Here’s the thing – the accent is cool. I know that sounds what it is. It’s like a girl with big breasts – they get your attention first. I remember really early on in acting class and I saw a couple of British actors who were beginning too. They were beginning, they were beginners and they just thought that they would like to do this and they would read the same scene as other beginning actors, but the accent was hypnotic. They weren’t better actors, but easier to listen to. They sounded more elegant. I thought, ‘F**k, he’s really good. Is it his accent, or what is it?’
Every British actor I’ve worked with has been very disciplined. I think they understand the notion of rehearsal, actually appreciate it more appropriately, a little more than American actors do. I think it’s probably because of their training. That’s a general statement. I know American actors who like rehearsal the way I do, but all in all people are like, ‘hey, just tell me where to stand.’ You go, ‘really? Right out there it’s about 40 degrees. When you come back in you should know your lines’.

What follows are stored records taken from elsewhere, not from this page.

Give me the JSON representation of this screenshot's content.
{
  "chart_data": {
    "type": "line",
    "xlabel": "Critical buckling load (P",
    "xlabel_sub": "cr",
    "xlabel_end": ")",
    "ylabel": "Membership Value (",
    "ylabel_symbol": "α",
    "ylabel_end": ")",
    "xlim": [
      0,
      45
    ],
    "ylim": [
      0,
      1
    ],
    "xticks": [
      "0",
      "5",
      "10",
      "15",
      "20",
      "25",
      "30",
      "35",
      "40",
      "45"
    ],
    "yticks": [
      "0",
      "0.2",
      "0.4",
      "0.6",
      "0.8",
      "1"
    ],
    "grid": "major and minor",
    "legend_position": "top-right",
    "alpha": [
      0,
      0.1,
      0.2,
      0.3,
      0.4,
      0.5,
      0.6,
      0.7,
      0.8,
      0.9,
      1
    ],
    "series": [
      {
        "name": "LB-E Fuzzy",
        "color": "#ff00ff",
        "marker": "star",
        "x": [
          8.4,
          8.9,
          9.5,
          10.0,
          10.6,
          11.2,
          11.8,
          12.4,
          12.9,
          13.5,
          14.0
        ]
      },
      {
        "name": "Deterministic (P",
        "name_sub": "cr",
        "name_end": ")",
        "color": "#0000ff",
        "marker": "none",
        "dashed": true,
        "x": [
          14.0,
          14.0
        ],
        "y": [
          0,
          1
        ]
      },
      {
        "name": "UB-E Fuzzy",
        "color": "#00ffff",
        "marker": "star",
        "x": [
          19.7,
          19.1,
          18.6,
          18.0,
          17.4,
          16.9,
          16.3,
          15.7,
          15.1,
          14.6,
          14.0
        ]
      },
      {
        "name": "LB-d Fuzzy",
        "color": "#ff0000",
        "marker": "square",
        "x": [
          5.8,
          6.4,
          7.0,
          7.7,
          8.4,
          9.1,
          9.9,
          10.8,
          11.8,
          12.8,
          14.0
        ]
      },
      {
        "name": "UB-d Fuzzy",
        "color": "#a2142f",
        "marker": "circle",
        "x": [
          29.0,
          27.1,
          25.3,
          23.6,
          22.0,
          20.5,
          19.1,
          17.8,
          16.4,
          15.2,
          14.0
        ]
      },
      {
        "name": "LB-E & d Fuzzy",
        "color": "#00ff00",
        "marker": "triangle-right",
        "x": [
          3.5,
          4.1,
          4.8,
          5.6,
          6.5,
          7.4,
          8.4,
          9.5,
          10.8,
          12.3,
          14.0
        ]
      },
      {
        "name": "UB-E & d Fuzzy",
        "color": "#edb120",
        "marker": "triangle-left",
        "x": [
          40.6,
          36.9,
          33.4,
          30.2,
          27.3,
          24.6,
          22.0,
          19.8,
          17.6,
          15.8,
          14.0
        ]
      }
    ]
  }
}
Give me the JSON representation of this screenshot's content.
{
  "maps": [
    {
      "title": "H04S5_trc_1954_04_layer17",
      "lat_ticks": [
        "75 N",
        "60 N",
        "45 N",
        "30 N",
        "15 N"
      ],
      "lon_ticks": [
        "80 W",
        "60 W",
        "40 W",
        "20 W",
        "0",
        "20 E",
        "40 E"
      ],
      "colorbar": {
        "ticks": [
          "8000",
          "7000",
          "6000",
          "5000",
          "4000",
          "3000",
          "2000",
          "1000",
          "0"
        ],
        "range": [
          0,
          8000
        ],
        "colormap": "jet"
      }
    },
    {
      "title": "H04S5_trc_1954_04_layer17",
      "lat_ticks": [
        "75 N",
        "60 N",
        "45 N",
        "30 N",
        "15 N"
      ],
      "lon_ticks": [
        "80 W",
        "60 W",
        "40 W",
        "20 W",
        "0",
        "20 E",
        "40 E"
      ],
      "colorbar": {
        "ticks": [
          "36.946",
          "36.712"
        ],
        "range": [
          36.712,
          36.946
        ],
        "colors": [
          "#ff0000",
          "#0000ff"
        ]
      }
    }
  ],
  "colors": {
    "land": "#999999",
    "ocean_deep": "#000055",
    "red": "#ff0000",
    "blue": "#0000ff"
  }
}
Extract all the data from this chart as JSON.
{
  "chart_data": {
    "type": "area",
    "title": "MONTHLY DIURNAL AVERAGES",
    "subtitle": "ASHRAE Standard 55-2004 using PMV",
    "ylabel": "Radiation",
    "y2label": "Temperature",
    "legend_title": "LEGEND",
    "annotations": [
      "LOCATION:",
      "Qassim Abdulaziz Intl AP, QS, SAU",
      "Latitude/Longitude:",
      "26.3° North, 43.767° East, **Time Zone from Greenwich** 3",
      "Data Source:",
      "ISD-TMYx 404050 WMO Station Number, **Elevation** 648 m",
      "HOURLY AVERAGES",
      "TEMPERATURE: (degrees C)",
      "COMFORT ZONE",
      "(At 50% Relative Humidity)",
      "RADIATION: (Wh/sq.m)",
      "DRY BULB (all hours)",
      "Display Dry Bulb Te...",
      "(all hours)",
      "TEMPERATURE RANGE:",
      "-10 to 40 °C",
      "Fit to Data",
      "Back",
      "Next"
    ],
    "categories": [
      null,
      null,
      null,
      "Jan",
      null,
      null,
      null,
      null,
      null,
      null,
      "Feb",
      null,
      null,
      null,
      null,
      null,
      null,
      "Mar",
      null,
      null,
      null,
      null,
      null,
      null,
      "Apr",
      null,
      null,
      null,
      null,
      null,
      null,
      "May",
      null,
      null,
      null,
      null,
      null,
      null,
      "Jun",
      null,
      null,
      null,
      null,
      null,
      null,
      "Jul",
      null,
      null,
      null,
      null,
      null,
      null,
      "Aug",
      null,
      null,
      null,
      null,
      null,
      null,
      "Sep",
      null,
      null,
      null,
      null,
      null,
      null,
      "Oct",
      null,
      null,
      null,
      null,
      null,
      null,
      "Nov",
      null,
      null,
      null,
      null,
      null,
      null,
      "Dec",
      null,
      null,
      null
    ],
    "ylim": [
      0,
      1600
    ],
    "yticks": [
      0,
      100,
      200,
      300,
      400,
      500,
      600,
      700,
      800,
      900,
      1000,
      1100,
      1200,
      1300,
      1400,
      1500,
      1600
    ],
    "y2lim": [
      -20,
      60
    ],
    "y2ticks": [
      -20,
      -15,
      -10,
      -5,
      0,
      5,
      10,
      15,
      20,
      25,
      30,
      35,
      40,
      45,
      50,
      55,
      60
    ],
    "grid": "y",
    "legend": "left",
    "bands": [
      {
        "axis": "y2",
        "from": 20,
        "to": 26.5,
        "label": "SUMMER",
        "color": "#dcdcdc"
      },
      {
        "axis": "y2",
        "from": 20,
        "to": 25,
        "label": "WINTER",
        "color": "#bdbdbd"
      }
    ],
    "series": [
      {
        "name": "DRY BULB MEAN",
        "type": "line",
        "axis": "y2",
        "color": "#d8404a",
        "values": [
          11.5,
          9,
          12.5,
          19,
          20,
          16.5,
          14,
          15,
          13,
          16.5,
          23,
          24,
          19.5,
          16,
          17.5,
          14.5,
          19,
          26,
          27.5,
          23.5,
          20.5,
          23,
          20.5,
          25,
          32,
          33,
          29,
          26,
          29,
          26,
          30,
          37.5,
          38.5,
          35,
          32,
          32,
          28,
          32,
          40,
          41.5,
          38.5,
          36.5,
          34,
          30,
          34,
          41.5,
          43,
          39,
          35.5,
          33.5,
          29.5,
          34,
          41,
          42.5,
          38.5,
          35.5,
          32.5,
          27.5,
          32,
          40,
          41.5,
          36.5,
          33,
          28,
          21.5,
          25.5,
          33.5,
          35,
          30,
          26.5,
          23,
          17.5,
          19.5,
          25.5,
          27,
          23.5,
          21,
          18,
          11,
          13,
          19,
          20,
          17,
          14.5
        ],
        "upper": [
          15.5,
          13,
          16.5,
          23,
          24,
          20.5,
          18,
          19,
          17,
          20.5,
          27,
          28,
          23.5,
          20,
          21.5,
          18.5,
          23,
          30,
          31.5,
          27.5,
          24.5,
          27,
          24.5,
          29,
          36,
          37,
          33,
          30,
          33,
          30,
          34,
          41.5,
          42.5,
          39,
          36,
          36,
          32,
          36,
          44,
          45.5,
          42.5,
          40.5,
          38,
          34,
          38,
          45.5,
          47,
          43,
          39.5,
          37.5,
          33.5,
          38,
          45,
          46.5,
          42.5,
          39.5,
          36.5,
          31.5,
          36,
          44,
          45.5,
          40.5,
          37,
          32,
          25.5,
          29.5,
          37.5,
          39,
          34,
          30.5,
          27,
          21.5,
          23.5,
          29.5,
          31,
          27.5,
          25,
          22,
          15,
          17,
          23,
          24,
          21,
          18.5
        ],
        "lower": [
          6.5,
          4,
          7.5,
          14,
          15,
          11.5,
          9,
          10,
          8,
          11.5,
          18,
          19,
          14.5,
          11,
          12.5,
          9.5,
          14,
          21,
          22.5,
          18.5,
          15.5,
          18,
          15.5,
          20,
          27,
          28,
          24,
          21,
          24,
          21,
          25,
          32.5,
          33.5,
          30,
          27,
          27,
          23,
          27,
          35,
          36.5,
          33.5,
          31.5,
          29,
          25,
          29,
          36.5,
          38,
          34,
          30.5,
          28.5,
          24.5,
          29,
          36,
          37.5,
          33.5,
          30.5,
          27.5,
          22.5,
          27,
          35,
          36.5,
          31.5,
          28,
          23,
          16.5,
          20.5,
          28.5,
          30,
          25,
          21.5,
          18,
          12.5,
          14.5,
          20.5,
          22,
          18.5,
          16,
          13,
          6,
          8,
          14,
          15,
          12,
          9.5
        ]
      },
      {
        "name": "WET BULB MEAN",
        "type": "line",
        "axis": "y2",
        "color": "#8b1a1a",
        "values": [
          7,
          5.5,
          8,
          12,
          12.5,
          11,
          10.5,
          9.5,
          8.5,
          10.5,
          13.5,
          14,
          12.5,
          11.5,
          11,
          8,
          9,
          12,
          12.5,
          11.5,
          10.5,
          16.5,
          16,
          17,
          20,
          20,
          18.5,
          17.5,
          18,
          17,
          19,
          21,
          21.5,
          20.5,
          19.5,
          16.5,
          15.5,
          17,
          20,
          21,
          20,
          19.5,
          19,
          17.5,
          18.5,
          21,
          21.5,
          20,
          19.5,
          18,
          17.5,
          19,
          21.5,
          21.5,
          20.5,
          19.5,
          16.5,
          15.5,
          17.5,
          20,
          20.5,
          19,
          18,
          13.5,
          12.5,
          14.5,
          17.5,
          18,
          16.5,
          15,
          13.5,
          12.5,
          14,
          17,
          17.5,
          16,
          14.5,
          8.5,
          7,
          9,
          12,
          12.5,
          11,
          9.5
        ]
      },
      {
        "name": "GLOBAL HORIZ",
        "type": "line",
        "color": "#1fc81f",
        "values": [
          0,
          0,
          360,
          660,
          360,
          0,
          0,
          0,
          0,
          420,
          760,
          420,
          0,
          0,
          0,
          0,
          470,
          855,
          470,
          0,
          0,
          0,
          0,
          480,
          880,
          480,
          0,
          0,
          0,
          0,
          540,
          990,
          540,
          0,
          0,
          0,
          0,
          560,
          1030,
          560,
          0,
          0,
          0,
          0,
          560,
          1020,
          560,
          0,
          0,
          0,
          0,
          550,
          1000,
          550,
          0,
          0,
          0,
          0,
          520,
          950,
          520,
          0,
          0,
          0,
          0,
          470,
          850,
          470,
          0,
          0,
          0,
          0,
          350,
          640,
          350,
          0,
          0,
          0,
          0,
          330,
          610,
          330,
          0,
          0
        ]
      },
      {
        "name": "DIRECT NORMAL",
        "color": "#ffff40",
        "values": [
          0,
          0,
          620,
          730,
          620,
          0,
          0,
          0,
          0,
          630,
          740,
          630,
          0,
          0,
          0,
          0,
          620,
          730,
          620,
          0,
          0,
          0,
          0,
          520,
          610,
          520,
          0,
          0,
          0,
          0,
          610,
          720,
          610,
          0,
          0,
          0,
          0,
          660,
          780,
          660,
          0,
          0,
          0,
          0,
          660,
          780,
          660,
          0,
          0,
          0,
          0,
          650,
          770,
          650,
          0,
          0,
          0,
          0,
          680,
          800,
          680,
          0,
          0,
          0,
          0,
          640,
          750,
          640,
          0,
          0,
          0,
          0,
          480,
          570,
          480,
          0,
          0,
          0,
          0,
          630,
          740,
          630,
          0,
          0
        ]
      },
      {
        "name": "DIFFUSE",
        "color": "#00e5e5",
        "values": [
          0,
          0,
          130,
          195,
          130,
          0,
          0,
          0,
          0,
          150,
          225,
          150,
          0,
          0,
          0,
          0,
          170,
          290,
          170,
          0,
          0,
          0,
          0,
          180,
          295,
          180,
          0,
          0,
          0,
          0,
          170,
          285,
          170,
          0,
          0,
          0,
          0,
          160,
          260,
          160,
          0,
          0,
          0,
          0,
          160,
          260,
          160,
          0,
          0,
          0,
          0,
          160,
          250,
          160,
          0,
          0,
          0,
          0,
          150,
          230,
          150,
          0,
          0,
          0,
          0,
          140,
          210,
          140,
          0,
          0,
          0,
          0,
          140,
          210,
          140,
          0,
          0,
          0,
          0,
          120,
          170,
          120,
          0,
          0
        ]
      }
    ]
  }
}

When you’re approaching a character, especially this one, where you find the access point and start developing into that person?
Being a lead you actually don’t have the chance to climb into the role. You don’t. You have to take people through the story. That’s where we started with, that basic question. Chris can’t start suddenly doing a lisp and a limp and everything – because it would be a really good choice, wouldn’t it? Yeah, but not for a lead. You have to have the confidence to know when you’re just supposed to tell the story.
In Hatfields and McCoys I had to play pretty straight. What you do is find your emotion in that and try to become, what I call ‘everyman’. Everyman who watches this goes, ‘I’m that guy’, I’m not depending on him to dazzle. People like McQueen and Paul Newman and all those guys took you through the story. When I see a character that I can really do, it’s actually easier because, you put on his clothes. Sometimes standing there and delivering lines feels really naked and that’s why a lot of people have more trouble doing it than they think. They think, ‘I can be Gary Cooper’ Really? Try it. ‘I could be Spencer Tracy’ Then why aren’t there more Spencer Tracys? Cause it’s hard to just stand there and deliver.
Jack Ryan: Shadow Recruit opens in theaters on January 17, 2013.